Oh, Crikey , now I am starting worry!
In for a penny etc, Ive bought 10 ltrs of RTU coolant Pink , based on OAT technology so I hope that should be ok. Concerned about the brown staining(sic) of the expansion tank . Have also bought a bottle of radflush, might leave that until I have I stuck the garden hose in places. Oh and repalcement worm drive clamps for the bottom hose
Thanks everyone for the advice
Mike
Radflush was one that did for the engine in my Citroen CX. TBF, there must have been issues already, as it had plain water for some time due to a leaking water pump. Plus I ;left it in a bit too long. Stick to the recommended time, or maybe a bit less, it's likely to have a different formula now as I had that 40 odd years ago. Start with plain water, see how it goes.
 
I think the flushing agent was based on caustic soda, so unlikely to be in use these days.
I don't think they've used caustic soda in these products, not even in the old days. Did they...?!
Can't use caustic soda, it attacks every gasket it meets and dvdn the hoses.
The citric acid is the best solution to flush the cooling system.
 
I don't think they've used caustic soda in these products, not even in the old days. Did they...?!

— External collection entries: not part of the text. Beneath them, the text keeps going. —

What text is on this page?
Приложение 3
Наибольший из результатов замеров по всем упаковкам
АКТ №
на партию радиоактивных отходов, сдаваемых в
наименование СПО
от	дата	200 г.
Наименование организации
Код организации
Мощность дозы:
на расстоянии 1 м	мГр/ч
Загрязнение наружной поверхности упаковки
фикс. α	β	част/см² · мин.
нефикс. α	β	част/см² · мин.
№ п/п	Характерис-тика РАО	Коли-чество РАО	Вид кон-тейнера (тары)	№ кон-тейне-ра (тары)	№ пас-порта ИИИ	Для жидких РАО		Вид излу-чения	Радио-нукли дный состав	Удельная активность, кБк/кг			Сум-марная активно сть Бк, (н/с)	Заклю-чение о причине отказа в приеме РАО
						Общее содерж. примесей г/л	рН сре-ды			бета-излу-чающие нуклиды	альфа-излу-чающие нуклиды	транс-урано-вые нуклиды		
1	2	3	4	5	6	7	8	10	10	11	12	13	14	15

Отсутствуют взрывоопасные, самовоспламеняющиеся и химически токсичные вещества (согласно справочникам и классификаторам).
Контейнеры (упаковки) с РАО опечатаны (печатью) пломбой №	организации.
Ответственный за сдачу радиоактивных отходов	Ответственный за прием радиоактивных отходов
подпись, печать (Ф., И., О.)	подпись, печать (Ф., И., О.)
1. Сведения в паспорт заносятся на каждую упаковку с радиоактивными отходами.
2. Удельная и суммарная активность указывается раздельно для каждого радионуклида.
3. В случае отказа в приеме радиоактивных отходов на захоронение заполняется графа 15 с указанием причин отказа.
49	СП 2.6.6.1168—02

Can't use caustic soda, it attacks every gasket it meets and dvdn the hoses.
The citric acid is the best solution to flush the cooling system.
Yes in the past, mostly before aluminium cylinder heads etc.:)
 
I would just try a gentle back flush of the radiator to start with.

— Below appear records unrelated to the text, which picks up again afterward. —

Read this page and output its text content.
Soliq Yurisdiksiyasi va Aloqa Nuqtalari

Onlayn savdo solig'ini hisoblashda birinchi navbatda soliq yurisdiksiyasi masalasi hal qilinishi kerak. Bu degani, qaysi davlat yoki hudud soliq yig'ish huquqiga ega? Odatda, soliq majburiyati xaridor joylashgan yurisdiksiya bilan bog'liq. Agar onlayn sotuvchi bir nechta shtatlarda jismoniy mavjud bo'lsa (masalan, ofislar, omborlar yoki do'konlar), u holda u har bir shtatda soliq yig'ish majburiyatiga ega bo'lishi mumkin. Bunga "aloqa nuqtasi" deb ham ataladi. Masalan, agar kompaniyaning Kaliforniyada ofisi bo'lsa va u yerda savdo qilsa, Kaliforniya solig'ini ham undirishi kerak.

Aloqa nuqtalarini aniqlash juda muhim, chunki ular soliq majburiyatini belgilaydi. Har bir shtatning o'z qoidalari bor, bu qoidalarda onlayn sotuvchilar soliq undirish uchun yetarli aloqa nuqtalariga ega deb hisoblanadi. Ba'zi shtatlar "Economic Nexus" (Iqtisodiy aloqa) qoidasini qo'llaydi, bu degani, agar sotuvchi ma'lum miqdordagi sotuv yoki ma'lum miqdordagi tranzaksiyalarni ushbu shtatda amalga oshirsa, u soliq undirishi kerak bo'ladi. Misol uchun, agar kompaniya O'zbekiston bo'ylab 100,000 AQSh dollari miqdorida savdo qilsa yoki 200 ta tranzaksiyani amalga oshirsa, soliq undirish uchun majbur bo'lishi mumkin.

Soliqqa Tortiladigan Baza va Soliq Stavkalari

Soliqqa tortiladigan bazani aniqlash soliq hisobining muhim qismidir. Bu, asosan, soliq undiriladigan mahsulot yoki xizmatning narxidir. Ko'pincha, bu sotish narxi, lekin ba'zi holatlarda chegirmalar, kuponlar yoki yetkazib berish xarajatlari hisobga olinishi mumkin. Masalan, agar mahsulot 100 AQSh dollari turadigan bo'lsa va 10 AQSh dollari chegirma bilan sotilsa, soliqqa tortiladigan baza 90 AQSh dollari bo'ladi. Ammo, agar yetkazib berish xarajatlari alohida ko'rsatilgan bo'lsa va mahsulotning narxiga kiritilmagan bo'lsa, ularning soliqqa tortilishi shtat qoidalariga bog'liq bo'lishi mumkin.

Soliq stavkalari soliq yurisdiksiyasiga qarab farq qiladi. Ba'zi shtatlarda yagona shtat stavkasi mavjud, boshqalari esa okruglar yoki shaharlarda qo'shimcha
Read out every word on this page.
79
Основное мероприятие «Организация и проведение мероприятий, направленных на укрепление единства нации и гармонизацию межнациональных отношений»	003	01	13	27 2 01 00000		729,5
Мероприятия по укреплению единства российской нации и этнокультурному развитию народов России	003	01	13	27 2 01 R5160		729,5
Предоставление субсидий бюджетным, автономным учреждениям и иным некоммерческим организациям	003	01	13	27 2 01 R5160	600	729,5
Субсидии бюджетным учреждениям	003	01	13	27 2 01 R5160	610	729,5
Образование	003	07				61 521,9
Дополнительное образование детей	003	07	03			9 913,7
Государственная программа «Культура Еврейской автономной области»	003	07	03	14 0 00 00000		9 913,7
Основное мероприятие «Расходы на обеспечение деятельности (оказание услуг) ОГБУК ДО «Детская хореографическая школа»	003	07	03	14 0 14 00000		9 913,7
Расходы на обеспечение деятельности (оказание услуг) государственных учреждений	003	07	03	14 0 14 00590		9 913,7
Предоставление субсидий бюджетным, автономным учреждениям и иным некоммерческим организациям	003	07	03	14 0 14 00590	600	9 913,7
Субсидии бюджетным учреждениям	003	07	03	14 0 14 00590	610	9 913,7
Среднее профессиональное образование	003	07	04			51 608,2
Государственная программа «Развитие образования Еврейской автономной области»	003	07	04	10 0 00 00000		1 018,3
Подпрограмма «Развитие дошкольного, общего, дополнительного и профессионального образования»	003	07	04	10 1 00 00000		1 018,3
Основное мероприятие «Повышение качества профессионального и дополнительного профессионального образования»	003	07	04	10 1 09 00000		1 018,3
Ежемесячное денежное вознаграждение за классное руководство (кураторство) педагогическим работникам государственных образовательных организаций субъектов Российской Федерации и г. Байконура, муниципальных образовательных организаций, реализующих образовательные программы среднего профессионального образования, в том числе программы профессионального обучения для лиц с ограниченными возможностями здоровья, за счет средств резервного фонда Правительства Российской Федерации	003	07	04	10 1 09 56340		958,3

If you follow the instructions on the rad flush and only leave in for the minimum time recommended it should be OK.
Where they are a strong corrosive flush then more likely to cause damage if rad is weak.
I once saw a guy flush an old Ford Transit radiator, he left the flush in to long and the rusty core of the radiator gave up and water was leaking everywhere, you could argue the radiator was stuffed already.:)
I think the flushing agent was based on caustic soda, so unlikely to be in use these days.
Mannol is a well known company so their products should be fairly safe.
 
Mainly because those things worked, it was just the side effects that were an issue.
Mind you aluminium radiators these days, not the old brass ones.;)
Thank you all,
I shouldn't have overlooked the darkening of the coolant!
My mechanic who is changing the Cambelt etc confirms that the water pump is not leaking...but the oil cooler connector pipes are very rusty, this may be the source of the rustyness?
So for now we've decided not to stress the system by flushing & changing coolant.
A replacement cooler does not seem to be available so I would welcome advice regarding
1 do I need a cooler?
2 can the pipes be repaired? Seems to be poor plating and road splash so for now I have coated them with grease.
Suggestions please!
Mike S
 
Thank you all,
I shouldn't have overlooked the darkening of the coolant!
My mechanic who is changing the Cambelt etc confirms that the water pump is not leaking...but the oil cooler connector pipes are very rusty, this may be the source of the rustyness?
So for now we've decided not to stress the system by flushing & changing coolant.
A replacement cooler does not seem to be available so I would welcome advice regarding
1 do I need a cooler?
2 can the pipes be repaired? Seems to be poor plating and road splash so for now I have coated them with grease.
Suggestions please!
Mike S
Your mechanic is looking at the vehicle, so best person to judge.
Re coolant if not unduly contaminated then in this situation I would just make sure the antifreeze strength is correct to protect the engine.
Re pipes I tend to think if rusty then grease will make little difference as the "horse has already bolted" so if you can locate new pipe then change it, but apart from that just keep an eye on the coolant regularly.
 
i would just pull the bottom hose off and let all the old coolant out, stick a hose in the rad bottle and flush it through till clear water came out, put the hose back on, fill with plain water, pull the hose again and look at the colour of the stuff coming out, repeat this a few times till your happy.
Then i would pop the hose back on and top it up with plain water and run it up to temp and bleed it, let it cool down then pull the hose again and see what colour the water is, if its brown repeat the cycle, if its clean then put the hose back on on fill with coolant.
 
i would just pull the bottom hose off and let all the old coolant out, stick a hose in the rad bottle and flush it through till clear water came out, put the hose back on, fill with plain water, pull the hose again and look at the colour of the stuff coming out, repeat this a few times till your happy.
Then i would pop the hose back on and top it up with plain water and run it up to temp and bleed it, let it cool down then pull the hose again and see what colour the water is, if its brown repeat the cycle, if its clean then put the hose back on on fill with coolant.
Is it possible to do this without getting showered with antifreeze? Perhaps with vehicle on lift?
 
Well... isn't it exactly that situation, vehicle on lift, when you would actually get showered with antifreeze?!
More than just vehicle on the ground...
With vehicle on lift, you can dodge as the hose comes away, but with vehicle on ground, axle stands etc, much less room to move quickly.